The worst thing is that he sent the e-mail from a “no-reply” address!
A salesperson – who says in his e-mail “Would you like to discuss?” – should never send from an e-mail address that clearly says “I don’t want a reply.”
Why am I going to answer when I can’t hit Reply?
Then he tells me that after a few minutes looking at my site, he has identified changes I should make.
I appreciate being bold – people tell me I’m quite bold. But I don’t think it’s a good idea to tell a prospect -whom you’ve never met before or developed a relationship with – that you know what their problems are and how to fix them.
Reading that didn’t make me feel well disposed toward this fellow.
So here’s the deal: Be careful with what you automate and how.
I agree completely with using an autoresponder to follow-up on prospects. Just make sure you send it from a legitimate address. Don’t use an address with “no reply” right in it.
In fact, services like Aweber don’t even allow those kinds of addresses.
When you send an autoresponder message, make sure you put useful, relevant content into the message.
You have an offer for a free report. Someone downloads that free report, you have their name and e-mail address added to a specific list in your e-mail manager. That list then gets an autoresponder series with content related specifically to the report they downloaded.

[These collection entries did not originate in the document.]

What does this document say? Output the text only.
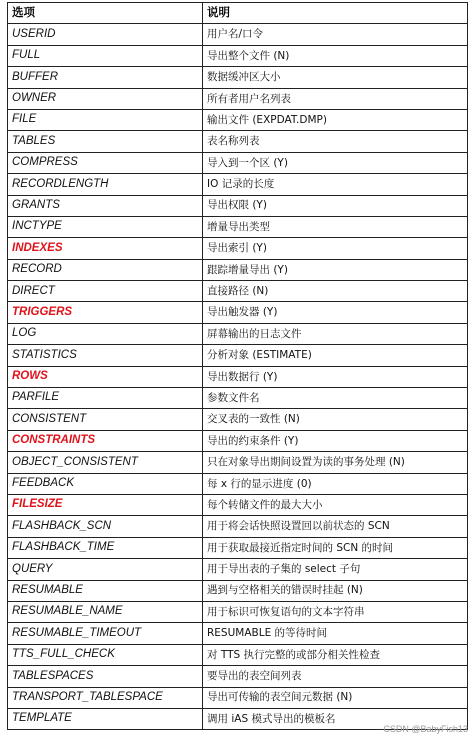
选项	说明
USERID	用户名/口令
FULL	导出整个文件 (N)
BUFFER	数据缓冲区大小
OWNER	所有者用户名列表
FILE	输出文件 (EXPDAT.DMP)
TABLES	表名称列表
COMPRESS	导入到一个区 (Y)
RECORDLENGTH	IO 记录的长度
GRANTS	导出权限 (Y)
INCTYPE	增量导出类型
INDEXES	导出索引 (Y)
RECORD	跟踪增量导出 (Y)
DIRECT	直接路径 (N)
TRIGGERS	导出触发器 (Y)
LOG	屏幕输出的日志文件
STATISTICS	分析对象 (ESTIMATE)
ROWS	导出数据行 (Y)
PARFILE	参数文件名
CONSISTENT	交叉表的一致性 (N)
CONSTRAINTS	导出的约束条件 (Y)
OBJECT_CONSISTENT	只在对象导出期间设置为读的事务处理 (N)
FEEDBACK	每 x 行的显示进度 (0)
FILESIZE	每个转储文件的最大大小
FLASHBACK_SCN	用于将会话快照设置回以前状态的 SCN
FLASHBACK_TIME	用于获取最接近指定时间的 SCN 的时间
QUERY	用于导出表的子集的 select 子句
RESUMABLE	遇到与空格相关的错误时挂起 (N)
RESUMABLE_NAME	用于标识可恢复语句的文本字符串
RESUMABLE_TIMEOUT	RESUMABLE 的等待时间
TTS_FULL_CHECK	对 TTS 执行完整的或部分相关性检查
TABLESPACES	要导出的表空间列表
TRANSPORT_TABLESPACE	导出可传输的表空间元数据 (N)
TEMPLATE	调用 iAS 模式导出的模板名
CSDN @BabyFish13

If you have 40 reports you use – do you have to have 40 unique autoresponder series? Not at all – you should definitely re-use all the content you can whenever you can. If you series has ten messages in it, there might only be one or two unique messages – or segments of messages – in each series.
For everyone who says “That’s too much work,” good. You’ll weed yourself out of the marketplace and make room for business owners who actually want to have a long-term, healthy relationship with their customers.
That’s my rant. Stop sending out crappy e-mails and start showing me you care enough about my business to actually give me useful, relevant information.